The essence of trustware is we are now writing software that gets backed by hardware deployed on a network and establishes a set of global consensus rules which if you make a mistake on this consensus rules and go out of consensus you can lose millions. You can get cheated out of transactions. You can be suffering replay attacks or (0:21:09) attacks or all kinds of other attacks. This is not a game. This is a new software frontier only it’s not software. It’s trustware. And trustware is way more complicated than software or hardware or software and hardware put together because it’s also a global network component that’s controlled by independent actors.
Why on earth would we do all these? I mean it doesn’t sound like a fun development exercise. Why are we creating this thing that will have its own culture, trustware developers, consensus experts that requires its own deep understanding and analysis and review? Why are we doing this? Because it gives us something amazing. It gives us a decentralized platform of trust that is neutral and not controlled by anyone and that’s worth it. But it’s bloody painful.
And so, this is where we are today within this network especially in the case of Bitcoin we are now seeing a direct conflict. It’s not a violent conflict, it’s simply a conflict of ideas. It’s a disagreement about the future of the network. It’s a disagreement about the future of the currency and the future of the consensus rules. I have to assume good faith. I think both parties see the way forward as the best way forward for Bitcoin. But in technology it’s not just a matter of opinion, there is truth. Truth means something. There are correct opinions and incorrect opinions. There are opinions that matched the facts and once it don’t it’s not a system of belief, it’s a system of science.

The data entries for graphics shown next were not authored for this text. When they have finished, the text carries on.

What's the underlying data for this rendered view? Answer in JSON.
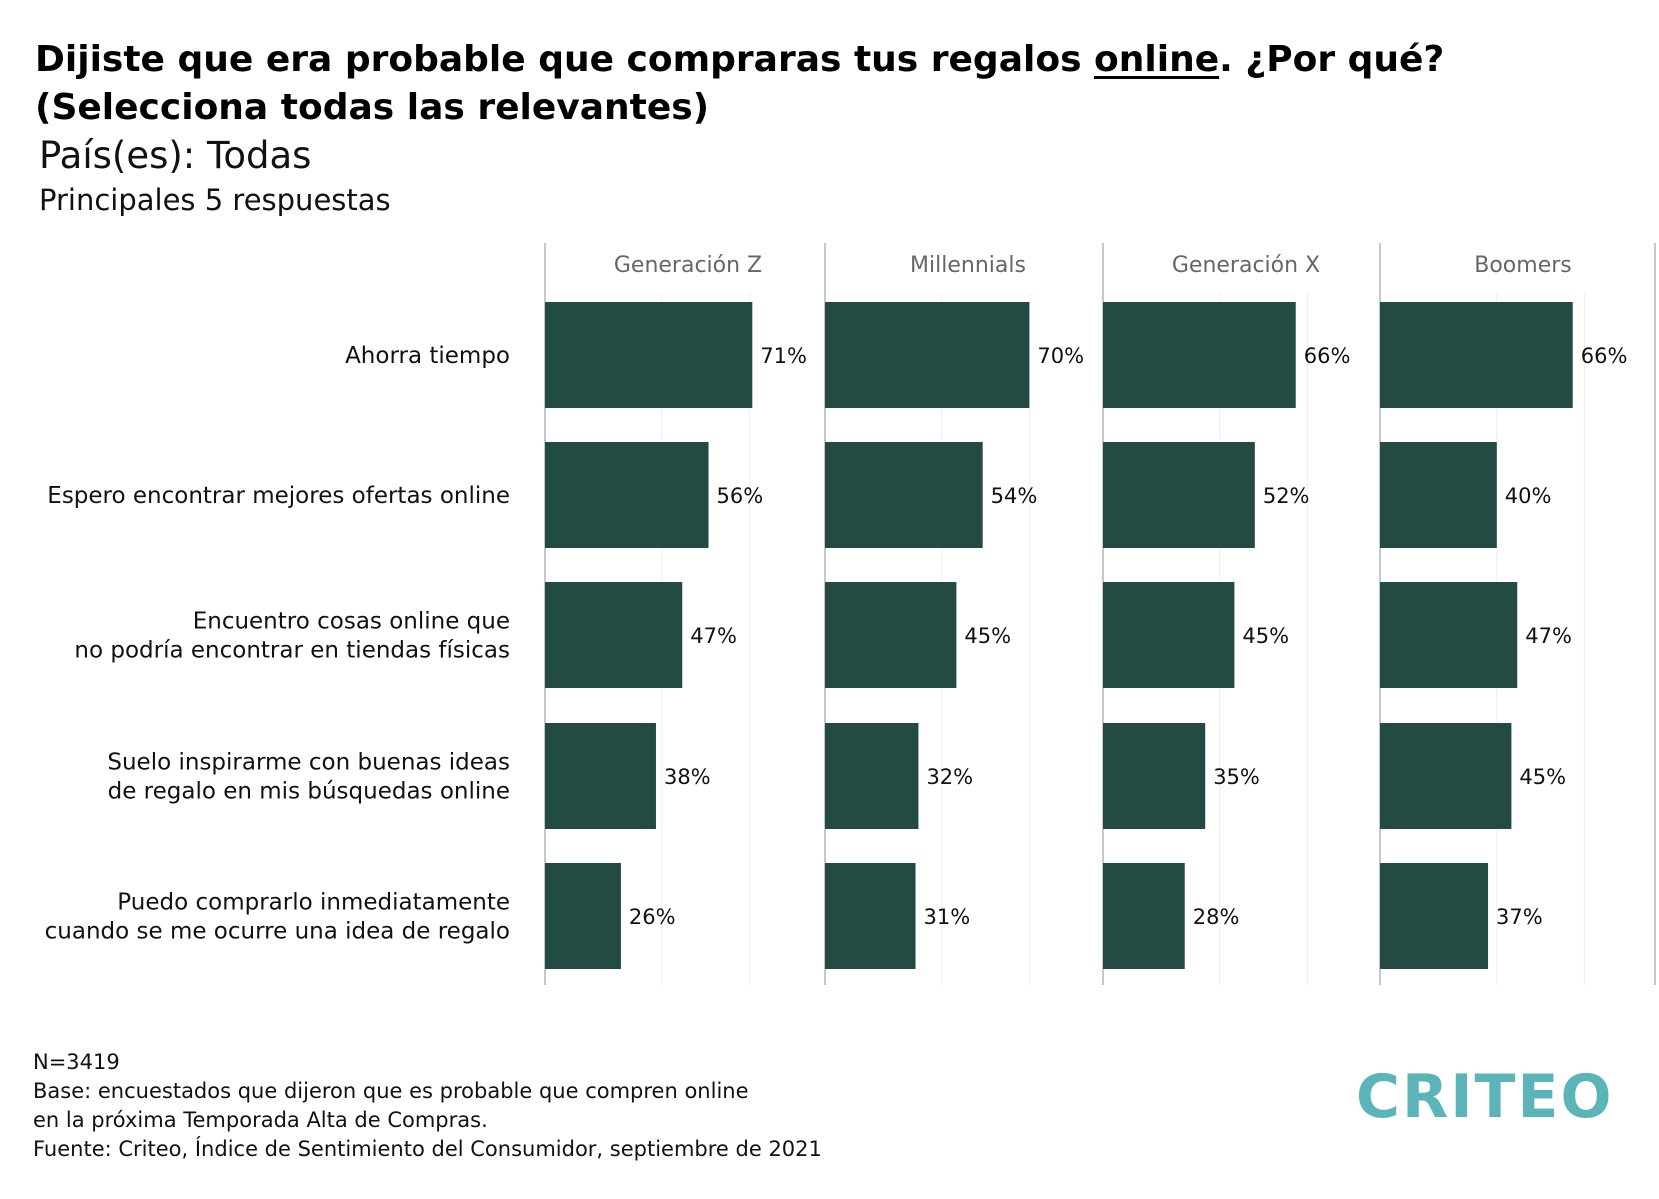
{
  "title": {
    "line1_before": "Dijiste que era probable que compraras tus regalos ",
    "line1_underlined": "online",
    "line1_after": ". ¿Por qué?",
    "line2": "(Selecciona todas las relevantes)"
  },
  "subtitle": "País(es): Todas",
  "subtitle2": "Principales 5 respuestas",
  "chart_data": {
    "type": "bar",
    "orientation": "horizontal",
    "categories": [
      [
        "Ahorra tiempo"
      ],
      [
        "Espero encontrar mejores ofertas online"
      ],
      [
        "Encuentro cosas online que",
        "no podría encontrar en tiendas físicas"
      ],
      [
        "Suelo inspirarme con buenas ideas",
        "de regalo en mis búsquedas online"
      ],
      [
        "Puedo comprarlo inmediatamente",
        "cuando se me ocurre una idea de regalo"
      ]
    ],
    "series": [
      {
        "name": "Generación Z",
        "values": [
          71,
          56,
          47,
          38,
          26
        ]
      },
      {
        "name": "Millennials",
        "values": [
          70,
          54,
          45,
          32,
          31
        ]
      },
      {
        "name": "Generación X",
        "values": [
          66,
          52,
          45,
          35,
          28
        ]
      },
      {
        "name": "Boomers",
        "values": [
          66,
          40,
          47,
          45,
          37
        ]
      }
    ],
    "value_suffix": "%",
    "xlim": [
      0,
      100
    ],
    "grid": true,
    "bar_color": "#234a43"
  },
  "footnotes": [
    "N=3419",
    "Base: encuestados que dijeron que es probable que compren online",
    "en la próxima Temporada Alta de Compras.",
    "Fuente: Criteo, Índice de Sentimiento del Consumidor, septiembre de 2021"
  ],
  "logo": {
    "text": "CRITEO",
    "color": "#5bb5b8"
  }
}
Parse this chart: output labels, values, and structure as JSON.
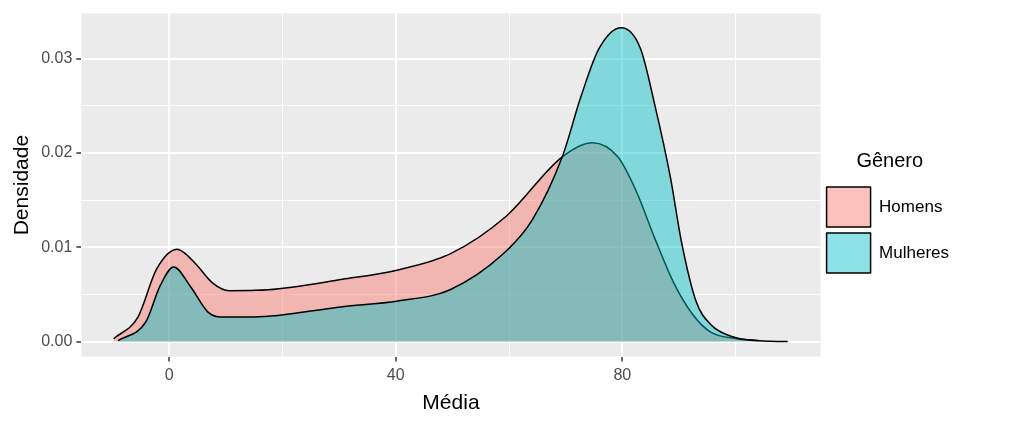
{
  "chart_data": {
    "type": "area",
    "xlabel": "Média",
    "ylabel": "Densidade",
    "legend_title": "Gênero",
    "legend": "right",
    "grid": true,
    "xlim": [
      -15.5,
      115
    ],
    "ylim": [
      -0.0016,
      0.0348
    ],
    "xticks": [
      0,
      {
        "value": 20,
        "label": null
      },
      40,
      {
        "value": 60,
        "label": null
      },
      80,
      {
        "value": 100,
        "label": null
      }
    ],
    "yticks": [
      {
        "value": 0,
        "label": "0.00"
      },
      {
        "value": 0.005,
        "label": null
      },
      {
        "value": 0.01,
        "label": "0.01"
      },
      {
        "value": 0.015,
        "label": null
      },
      {
        "value": 0.02,
        "label": "0.02"
      },
      {
        "value": 0.025,
        "label": null
      },
      {
        "value": 0.03,
        "label": "0.03"
      }
    ],
    "series": [
      {
        "name": "Homens",
        "color": "#f8766d",
        "x": [
          -9.8,
          -5.5,
          -2.2,
          1.4,
          4.3,
          7.7,
          10.6,
          17.5,
          30.6,
          40.4,
          49.6,
          59.5,
          69.4,
          74.7,
          79.2,
          82.5,
          85.7,
          89.1,
          92.4,
          95.6,
          100.3,
          104
        ],
        "values": [
          0.0003,
          0.0026,
          0.0077,
          0.0098,
          0.0085,
          0.0062,
          0.0054,
          0.0055,
          0.0066,
          0.0076,
          0.0093,
          0.0133,
          0.0196,
          0.0211,
          0.0196,
          0.0159,
          0.011,
          0.0062,
          0.0029,
          0.001,
          0.0003,
          0.0001
        ]
      },
      {
        "name": "Mulheres",
        "color": "#00bfc4",
        "x": [
          -9,
          -4.1,
          -1.6,
          0.8,
          3.7,
          6.9,
          9.7,
          14.8,
          30.6,
          40.4,
          49.6,
          59.5,
          64.1,
          69.4,
          72.7,
          75.9,
          79.8,
          83.2,
          85.7,
          88.5,
          90.4,
          93,
          95.6,
          99.5,
          103.4,
          109.2
        ],
        "values": [
          0.0001,
          0.0021,
          0.0059,
          0.0079,
          0.0059,
          0.0031,
          0.0026,
          0.0026,
          0.0037,
          0.0043,
          0.0055,
          0.0096,
          0.0129,
          0.0196,
          0.026,
          0.0311,
          0.0333,
          0.0311,
          0.0252,
          0.0174,
          0.0107,
          0.0043,
          0.0018,
          0.0005,
          0.0001,
          0
        ]
      }
    ]
  }
}
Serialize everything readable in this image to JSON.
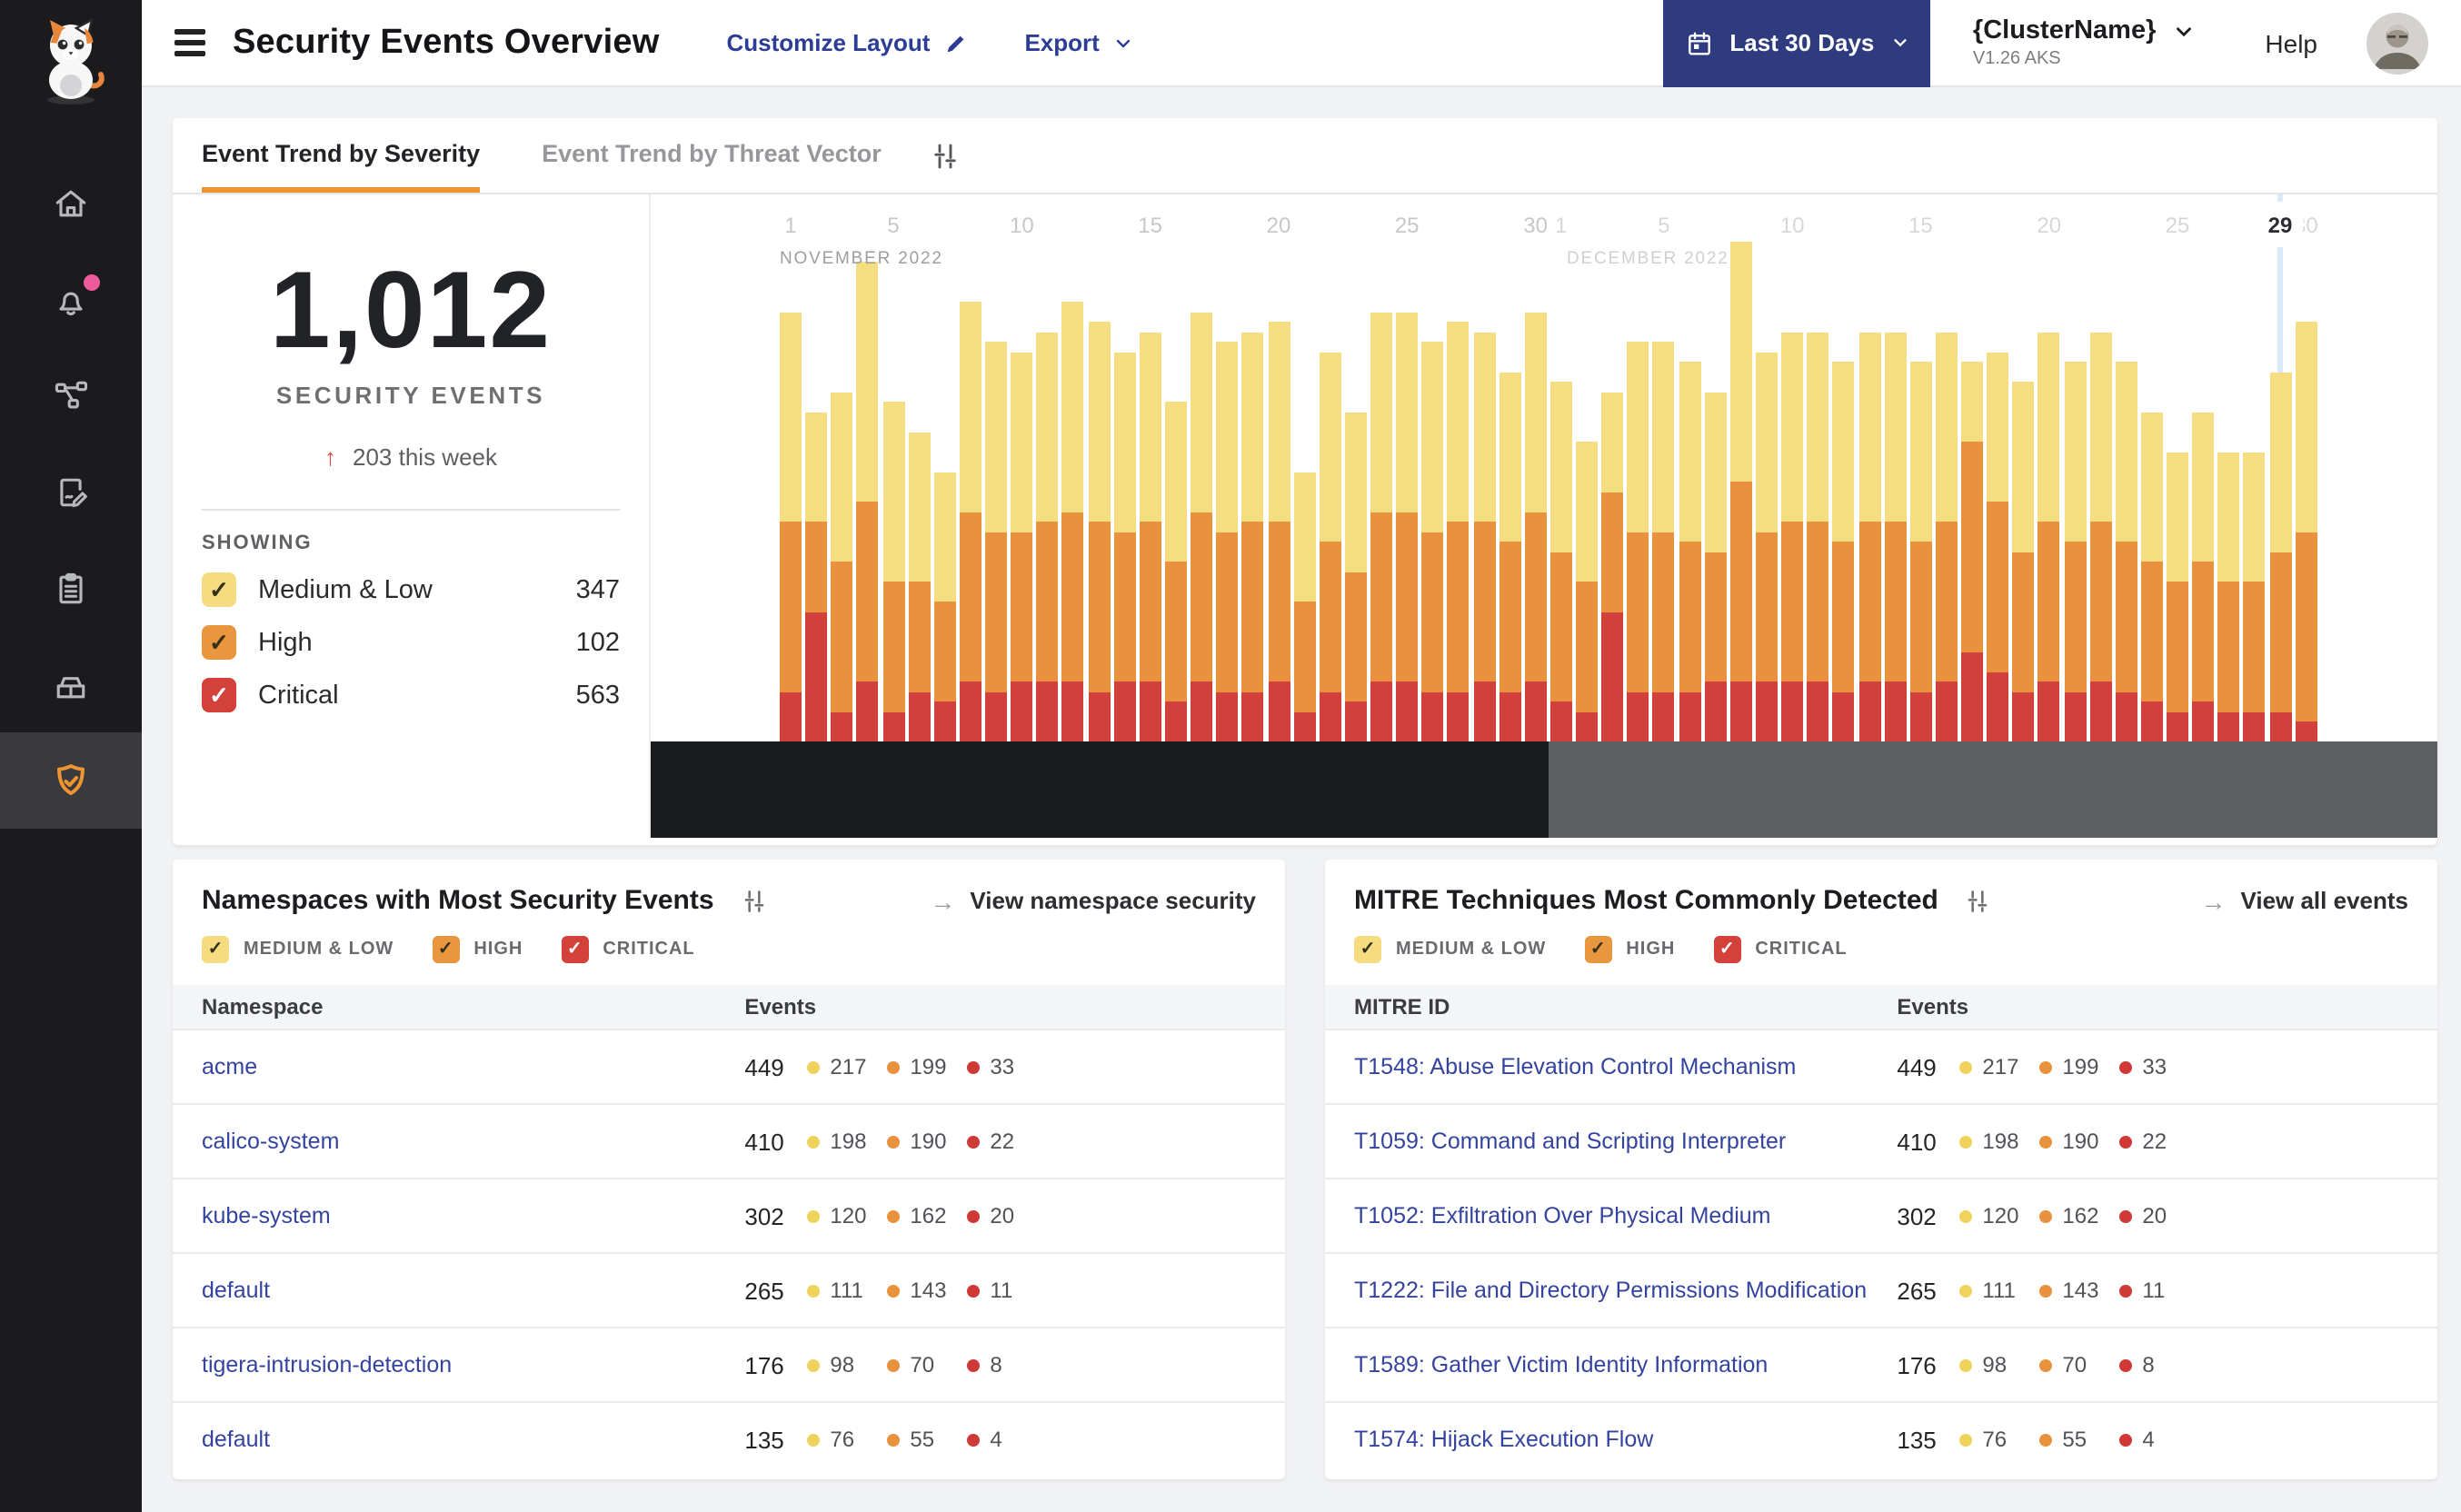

Unfortunately most of the conversations that’s happening really looks like a system of belief or more like a competition of soccer. So, on the one hand you have die-hard fans of FC Barcelona and on the other hand die-hard fans of Manchester United. There is no right or wrong. There is no correct answer. There is only my team and your team and your team is wearing the wrong color, they look silly and they can’t play soccer. Clearly any intelligent person can see that. Unfortunately that doesn’t leads to any scientific conclusions which is why we’re here.
So, what we’re seeing today is the combination of a fundamental culture clash between people who primarily build, manage, deploy and run hardware and people who fundamentally build, manage. And maintain software and that’s why you’ll notice some Chinese people on the software side and then some Westerners on the hardware side and this is not a culture clash between East and West. It is a culture clash between hardware and software and from within that a new culture is now emerging. A culture of developers who are building trustware who are gradually seeing the nuances and incredible difficulty of building a system of consensus rules that is backed by hardware and deployed on a global network and that is trustware. Thank you.